En ausencia del Padre, desembarcaron en los años noventa los “hermanos mayores” para pilotear “la ingrávida nave de los desencantos”. Descreen del futuro y sus épicas teleológicas, son “héroes de lo vacuo”, “desestabilizadores” que operan desde el terrorismo viral carcomiendo los pilares del sistema que fingen sostener (desde este lugar Hamed analiza la figura de Bill Clinton como un hermano mayor). La vacancia del Gran Padre Blanco que comanda una historia lineal –junto con la emergencia de lo “prepóstero” como desarticulación de la flecha del tiempo tendido hacia el futuro como teleología y hacia el pasado como genealogía– da nacimiento al mestizaje global, poniendo en acción la “máquina caníbal y recicladora”. Al fin de la historia y de la voz del Padre se suma la expansión del mundo virtual como un nuevo territorio que recoloca en el presente de la pantalla el Saber Absoluto, de modo que la lógica de los hipervínculos ofrece el pasado y los saberes acumulados para la ingeniería creativa de cualquier espectador. El espacio virtual es la segunda matriz que interviene en la escritura retro de Hamed, poniendo a disposición de todo escritor el espesor de la cultura “universal”.
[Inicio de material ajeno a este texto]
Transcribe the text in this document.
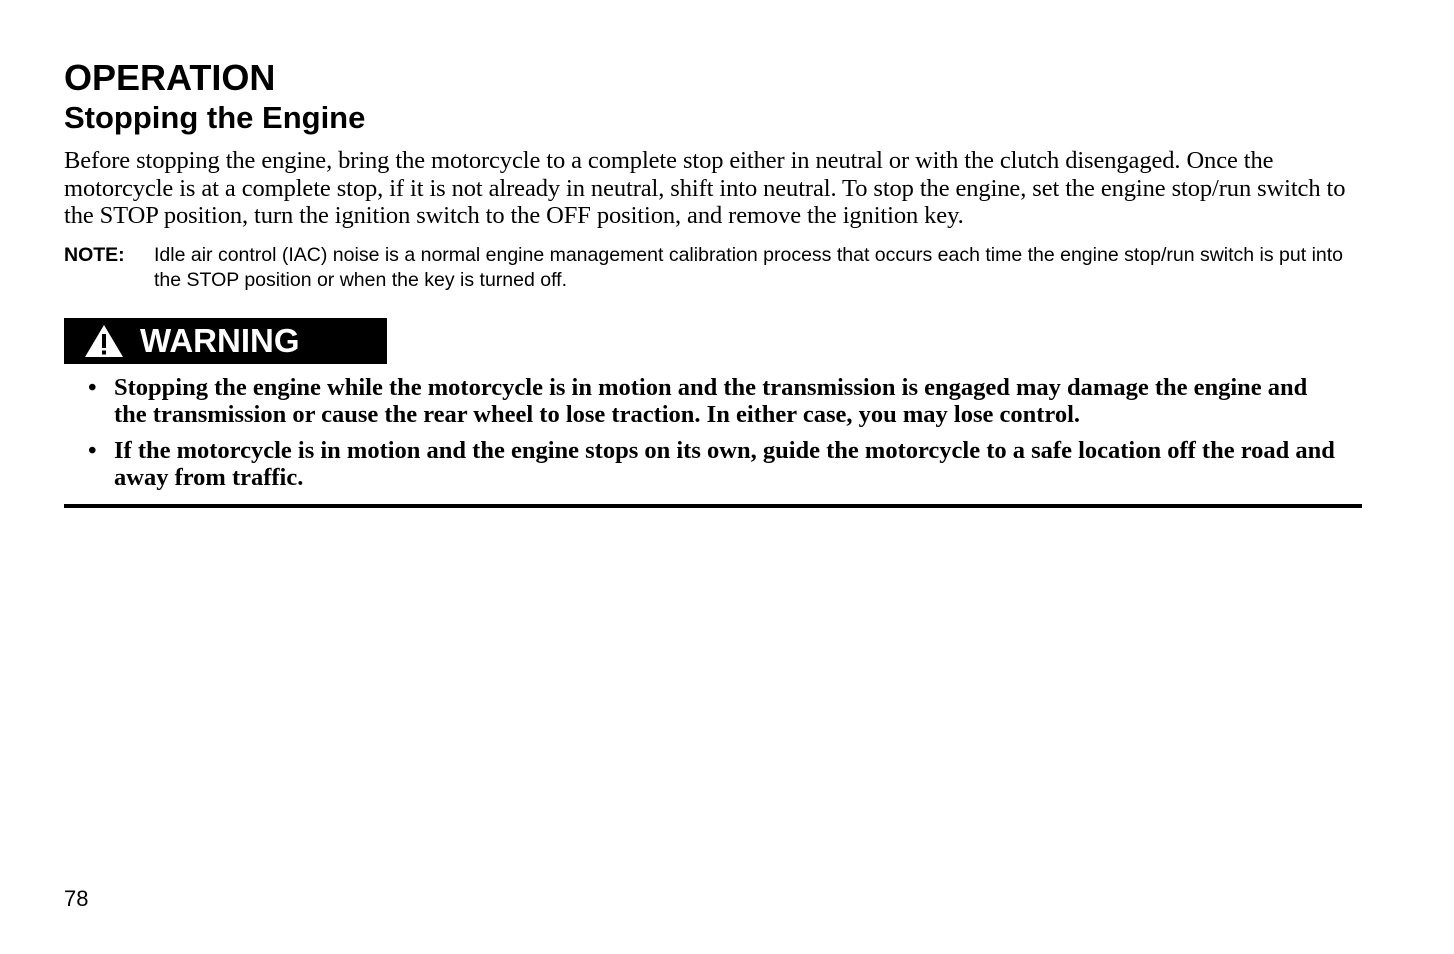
OPERATION
Stopping the Engine

Before stopping the engine, bring the motorcycle to a complete stop either in neutral or with the clutch disengaged. Once the motorcycle is at a complete stop, if it is not already in neutral, shift into neutral. To stop the engine, set the engine stop/run switch to the STOP position, turn the ignition switch to the OFF position, and remove the ignition key.

NOTE:	Idle air control (IAC) noise is a normal engine management calibration process that occurs each time the engine stop/run switch is put into the STOP position or when the key is turned off.
WARNING
• Stopping the engine while the motorcycle is in motion and the transmission is engaged may damage the engine and the transmission or cause the rear wheel to lose traction. In either case, you may lose control.
• If the motorcycle is in motion and the engine stops on its own, guide the motorcycle to a safe location off the road and away from traffic.
78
A partir de estos dos relatos paradigmáticos, el del (moribundo) Padre Blanco y el del (emergente) Alien, se traman dos modos contrapuestos de escritura que se expanden a través de series de opuestos: linealidad/ deriva; géneros legítimos/ bastardos; ciudadanos/ hordas de bárbaros; escritura/ voz; lengua madre/ extranjera; metáfora/ metonimia; sedentario/ nómade: visión/ ceguera; Espíritu/ carne, entre otras. La narrativa lineal del Padre, de la Ley, del logos, de la Historia, cercada por inicios y finales, ejerce una obturación de lo múltiple. En cambio la escritura de Alien, que se articula a partir de este organismo sin ojos ni mirada, impredecible, no segmentable, de sentidos no determinados, de extrañeza invencible, interrumpe todo fin y se da a la deriva continua, provocando una serie de desvíos en el interior del texto lineal e introduciendo lo prepóstero, todo lo cual da lugar al texto bizarro de la retroescritura (1998: 22).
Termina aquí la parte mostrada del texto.